Moshé Feldenkrais | Unterricht 
Moshé Feldenkrais

Moshé Feldenkrais (1904-1984) wurde in Russland geboren und emigrierte als Jugendlicher nach Palästina. Dort verdiente er seinen Lebensunterhalt als Bauarbeiter und Nachhilfelehrer. Er war ein begeisterter Fußballspieler und übte Jiu-Jitsu aus (eine waffenlose Selbstverteidigung).

1928 ging Feldenkrais nach Paris und absolvierte ein Ingenieurstudium in Maschinenbau und Elektrotechnik. Er promovierte an der Sorbonne in angewandter Physik und arbeitete in der Atomforschung. Gleichzeitig gründete er den "Judoclub de Paris" und erhielt 1936 als erster Europäer den schwarzen Gürtel zweiten Grades. Er begann Judo zu unterrichten und Bücher darüber zu schreiben.

1940 floh Feldenkrais vor den Deutschen nach England. In Schottland arbeitete er in der U-Boot-Ortungs-Forschung der Alliierten. In dieser Zeit verschlimmerte sich eine alte Fußballverletzung an den Knien.
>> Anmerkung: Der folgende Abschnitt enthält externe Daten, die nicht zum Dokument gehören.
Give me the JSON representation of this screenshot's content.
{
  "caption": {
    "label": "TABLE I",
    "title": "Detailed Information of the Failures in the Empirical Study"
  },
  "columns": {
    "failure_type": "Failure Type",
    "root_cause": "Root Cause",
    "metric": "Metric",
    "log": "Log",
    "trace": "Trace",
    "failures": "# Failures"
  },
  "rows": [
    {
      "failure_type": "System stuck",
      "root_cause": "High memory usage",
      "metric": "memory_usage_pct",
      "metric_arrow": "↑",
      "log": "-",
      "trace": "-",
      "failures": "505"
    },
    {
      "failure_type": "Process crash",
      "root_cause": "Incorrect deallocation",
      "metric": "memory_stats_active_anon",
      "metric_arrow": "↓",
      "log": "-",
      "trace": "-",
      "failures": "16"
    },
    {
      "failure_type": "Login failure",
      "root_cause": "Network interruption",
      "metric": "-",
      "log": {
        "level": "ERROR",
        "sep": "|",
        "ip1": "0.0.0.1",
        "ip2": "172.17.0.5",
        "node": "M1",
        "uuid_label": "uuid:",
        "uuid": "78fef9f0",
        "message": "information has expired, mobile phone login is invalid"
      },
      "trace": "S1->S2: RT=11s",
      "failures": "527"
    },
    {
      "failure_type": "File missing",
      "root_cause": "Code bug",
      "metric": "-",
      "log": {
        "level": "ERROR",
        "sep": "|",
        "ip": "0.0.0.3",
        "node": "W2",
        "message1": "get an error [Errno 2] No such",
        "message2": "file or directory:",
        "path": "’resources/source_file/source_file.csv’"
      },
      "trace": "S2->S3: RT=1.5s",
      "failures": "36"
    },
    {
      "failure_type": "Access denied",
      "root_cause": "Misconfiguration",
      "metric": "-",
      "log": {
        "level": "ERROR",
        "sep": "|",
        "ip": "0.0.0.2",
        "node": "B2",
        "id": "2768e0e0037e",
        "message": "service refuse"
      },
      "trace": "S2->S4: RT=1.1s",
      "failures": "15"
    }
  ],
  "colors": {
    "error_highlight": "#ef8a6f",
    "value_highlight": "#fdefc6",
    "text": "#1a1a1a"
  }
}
Die Operationsaussichten waren damals noch wenig viel versprechend. Er begann mit sich selbst zu experimentieren und verfeinerte systematisch sein kinästhetisches Empfinden. Es gelang ihm, auf eine neue Weise, effizient und ohne Schmerzen zu gehen. Der Erfolg dieser Selbsterziehung führte dazu, dass Feldenkrais seine Entdeckungen im Bekanntenkreis ausprobierte und schließlich zu einer Lernmethode weiterentwickelte.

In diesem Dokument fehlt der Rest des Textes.